多分、今年最後の美術館巡り。 西洋美術館へ行ってきた。
企画展:モネ 睡蓮のとき
開催概要 | 【公式】モネ 睡蓮のとき Le dernier Monet : Paysages d’eau|日本テレビ
西洋美術館でのモネの回顧展。マルモッタン・モネ美術館から主にモネの晩年の作品を中心に約50点が来日するということで連日大盛況という企画展。年の瀬のウィークデイながらかなりの混みようである。
そういえば去年の12月も上野の森美術館では「モネ 連作の情景」展が開かれていて、こちらもえらく混雑していたのを記憶している。たしか美術館の外にあるショップで図録を買うのに20分くらい並んで待ったくらい。今回はそこまでではないけれど、ウィークデイとはいえとにかく混んでいた。
開催概要によれば、主にモネの最晩年の作品、白内障により視力が失われてしまった時期の作品をとりあげているという。以前、たしか2015年の東京都美術館で今回も出品されている《バラの小道》を観たことがある。ジャクソン・ポロックなどの抽象表現主義の作家に影響を与えたとされるやや黒みを帯びた赤を基調とした色彩のてんこ盛り。
まさに抽象画そのままなのだが、これはモネ自身にすればあえて抽象的に世界を表現したのでもなんでもなく、モネの眼に映った世界をそのままキャンバスに表出したのだろう。モネにとっての具象世界が抽象になるというだけのことのようにも思えた。
私事になるが2年前に左目の白内障の手術を受けた。手術前、右目を瞑って左だけでみると世の中はえらくぼやけて映った。モネの白内障はかなり進行していたようなので、世界はまさに混濁としていたのだろう。

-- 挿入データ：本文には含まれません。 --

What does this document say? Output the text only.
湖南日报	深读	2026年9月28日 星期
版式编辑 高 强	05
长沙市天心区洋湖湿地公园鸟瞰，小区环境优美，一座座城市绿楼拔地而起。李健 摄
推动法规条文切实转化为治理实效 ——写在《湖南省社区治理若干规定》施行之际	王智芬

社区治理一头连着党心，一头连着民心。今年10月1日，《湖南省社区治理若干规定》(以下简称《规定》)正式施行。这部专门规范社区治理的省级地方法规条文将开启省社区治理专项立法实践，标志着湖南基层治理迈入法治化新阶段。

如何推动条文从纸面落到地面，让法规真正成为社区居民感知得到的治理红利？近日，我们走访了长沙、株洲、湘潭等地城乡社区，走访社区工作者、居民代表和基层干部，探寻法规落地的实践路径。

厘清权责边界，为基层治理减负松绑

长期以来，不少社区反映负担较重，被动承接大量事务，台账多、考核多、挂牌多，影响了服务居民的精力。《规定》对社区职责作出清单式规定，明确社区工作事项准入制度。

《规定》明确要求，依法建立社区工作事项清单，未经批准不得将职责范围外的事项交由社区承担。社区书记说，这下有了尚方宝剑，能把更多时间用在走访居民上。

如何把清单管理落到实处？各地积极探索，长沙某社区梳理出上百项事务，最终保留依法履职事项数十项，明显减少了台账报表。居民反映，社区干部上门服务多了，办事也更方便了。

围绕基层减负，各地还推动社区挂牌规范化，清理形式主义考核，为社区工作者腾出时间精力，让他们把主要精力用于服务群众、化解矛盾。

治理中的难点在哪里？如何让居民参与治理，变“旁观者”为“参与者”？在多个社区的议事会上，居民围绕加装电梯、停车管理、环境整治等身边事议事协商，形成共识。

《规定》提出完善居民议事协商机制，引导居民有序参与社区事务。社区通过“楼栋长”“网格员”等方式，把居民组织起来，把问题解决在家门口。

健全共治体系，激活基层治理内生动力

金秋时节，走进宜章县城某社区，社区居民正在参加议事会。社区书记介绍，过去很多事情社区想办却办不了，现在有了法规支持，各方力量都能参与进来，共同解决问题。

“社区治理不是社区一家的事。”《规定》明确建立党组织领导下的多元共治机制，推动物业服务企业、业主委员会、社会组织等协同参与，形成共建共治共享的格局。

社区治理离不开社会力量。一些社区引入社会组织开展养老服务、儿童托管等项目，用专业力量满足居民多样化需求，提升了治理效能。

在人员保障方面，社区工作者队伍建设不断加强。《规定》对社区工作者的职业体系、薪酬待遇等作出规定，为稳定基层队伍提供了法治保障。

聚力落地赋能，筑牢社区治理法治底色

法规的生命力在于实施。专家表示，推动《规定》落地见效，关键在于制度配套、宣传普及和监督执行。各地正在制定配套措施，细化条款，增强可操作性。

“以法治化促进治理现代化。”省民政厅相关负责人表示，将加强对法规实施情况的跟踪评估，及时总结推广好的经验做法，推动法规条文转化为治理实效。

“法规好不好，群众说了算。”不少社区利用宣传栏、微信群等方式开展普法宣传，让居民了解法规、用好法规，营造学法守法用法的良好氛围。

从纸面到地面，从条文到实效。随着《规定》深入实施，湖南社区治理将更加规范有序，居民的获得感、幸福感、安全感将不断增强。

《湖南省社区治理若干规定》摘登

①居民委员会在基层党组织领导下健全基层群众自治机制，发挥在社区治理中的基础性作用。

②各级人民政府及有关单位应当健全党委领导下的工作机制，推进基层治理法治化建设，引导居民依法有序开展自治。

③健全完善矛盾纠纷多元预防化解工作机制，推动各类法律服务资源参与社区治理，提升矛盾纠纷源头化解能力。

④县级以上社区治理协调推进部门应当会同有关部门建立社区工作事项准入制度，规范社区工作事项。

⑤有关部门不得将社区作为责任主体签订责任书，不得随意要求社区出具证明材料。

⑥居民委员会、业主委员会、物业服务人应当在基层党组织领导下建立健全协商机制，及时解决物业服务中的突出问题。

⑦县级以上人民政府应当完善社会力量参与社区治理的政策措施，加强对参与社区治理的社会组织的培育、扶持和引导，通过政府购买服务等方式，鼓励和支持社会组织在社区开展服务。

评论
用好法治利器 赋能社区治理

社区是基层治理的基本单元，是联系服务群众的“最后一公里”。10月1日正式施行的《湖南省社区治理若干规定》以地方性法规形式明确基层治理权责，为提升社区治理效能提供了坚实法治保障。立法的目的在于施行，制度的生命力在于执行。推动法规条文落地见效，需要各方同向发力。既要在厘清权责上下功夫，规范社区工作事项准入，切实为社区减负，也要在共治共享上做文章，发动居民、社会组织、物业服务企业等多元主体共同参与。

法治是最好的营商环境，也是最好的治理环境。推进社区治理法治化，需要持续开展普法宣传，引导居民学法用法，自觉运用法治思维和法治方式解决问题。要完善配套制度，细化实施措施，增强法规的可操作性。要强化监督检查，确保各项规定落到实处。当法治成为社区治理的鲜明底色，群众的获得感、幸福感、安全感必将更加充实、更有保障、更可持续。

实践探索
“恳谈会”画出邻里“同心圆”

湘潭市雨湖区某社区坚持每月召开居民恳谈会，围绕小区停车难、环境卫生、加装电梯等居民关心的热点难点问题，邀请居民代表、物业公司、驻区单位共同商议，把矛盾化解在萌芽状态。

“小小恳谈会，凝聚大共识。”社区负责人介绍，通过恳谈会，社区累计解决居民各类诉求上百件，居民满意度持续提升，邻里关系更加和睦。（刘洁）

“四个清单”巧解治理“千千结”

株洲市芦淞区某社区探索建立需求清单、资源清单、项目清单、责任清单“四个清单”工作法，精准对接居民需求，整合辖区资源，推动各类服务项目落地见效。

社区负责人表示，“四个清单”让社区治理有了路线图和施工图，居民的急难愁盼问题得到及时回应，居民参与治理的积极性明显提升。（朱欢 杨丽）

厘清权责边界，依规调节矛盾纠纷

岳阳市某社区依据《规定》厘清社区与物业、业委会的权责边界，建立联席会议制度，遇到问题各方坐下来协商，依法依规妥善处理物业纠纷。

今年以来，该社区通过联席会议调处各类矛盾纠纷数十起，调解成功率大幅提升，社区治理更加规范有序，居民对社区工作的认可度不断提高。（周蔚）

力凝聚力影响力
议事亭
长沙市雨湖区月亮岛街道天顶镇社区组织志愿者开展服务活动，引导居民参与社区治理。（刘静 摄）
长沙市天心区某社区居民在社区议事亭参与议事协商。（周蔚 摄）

1923年、モネは83歳のときに右目の白内障手術を受けた。その時点で右目はほとんど失明状態に近かったという。以後、3度の白内障手術を受けたという。白内障の診断を受けたのは1912年のことであり、70代から80代にかけてのモネは、視力の低下とともに色覚に大きな影響が出ていて、黄色と緑色が色覚を市は市、それ以外の色はすべて青みがかかっていた。さらにその青みは次第に黒っぽくなり、さらに赤茶けたアメチョコ色となっていった。
《ばらの小道》の連作は抽象表現主義に大きな影響を与えたとされているが、白内障が最も悪化した時期である。下段の方がより赤茶けた色味かつあたかも針金か曲がった釘のような模様が多様かされている。これもぼやけた視覚によるもののかもしれない。
もっともモネはこのクネクネとした模様のような表現を若いときからもよく使っている。常設展の方に展示されている。
それでも白内障が悪化しつつある時期でも、モネは一瞬美しい光をとらえることがあったのかもしれない。それは同時期の作品にも表れている。そのへんが天才モネの余人に代えがたい眼なのかもしれない。
そのほか気に入った作品をいくつか。
モネの描いた藤棚は美しい。オランジェリーに収められた大壁画の睡蓮の池には藤棚があったのだろうか。そういえばあのぐるりと囲まれた大壁画の風景を再現した大塚国際美術館の環境展示睡蓮の空間の前にも池の水と藤棚がしつらえてあったような気がする。その藤棚を描いたモネの絵も素晴らしい。
この長大な二つの藤の絵が並列して展示してあると、あたかも六曲一双の屏風画のごとくである。若い頃から浮世絵や日本画に興味を示していたモネなので、どこかに日本画的な雰囲気が頭にあったのかもしれないと、少しだけ思ったりもした。
黄色が色覚に占める影響が大になっても色彩をきちんとコントロールしているように感じられる作品もあった。
美しい睡蓮の池にかかる日本風のたいこ橋を描いた《日本の橋》の連作でも、混濁する視覚、色覚は、色が溶け合って具象は抽象化していく。
たいこ橋の風景はどんなだったか。以前ポーラ美術館で観たそれはこんな風だ。
この絵のときモネは59歳。それから20年近くの歳月の間にモネの眼病は進行していったということだ。それでもわずかな視覚でも光をとらえるモネの眼はけっして死んではいないし、その光をカンヴァスに描き出している。あらためてモネの天才性を再認識した次第。
この「モネ 睡蓮のとき」展は、西洋美術館で2024年10月5日から2025年2月11日までとロングランで開催されている。さらに京都市京セラ美術館2025年3月7月~6月8日、豊田市美術館2025年6月21日~9月15日と三か所で開催される。ほぼ1年間、東京、京都、豊田と巡回される。機会があればもう一度行きたいものだと思う。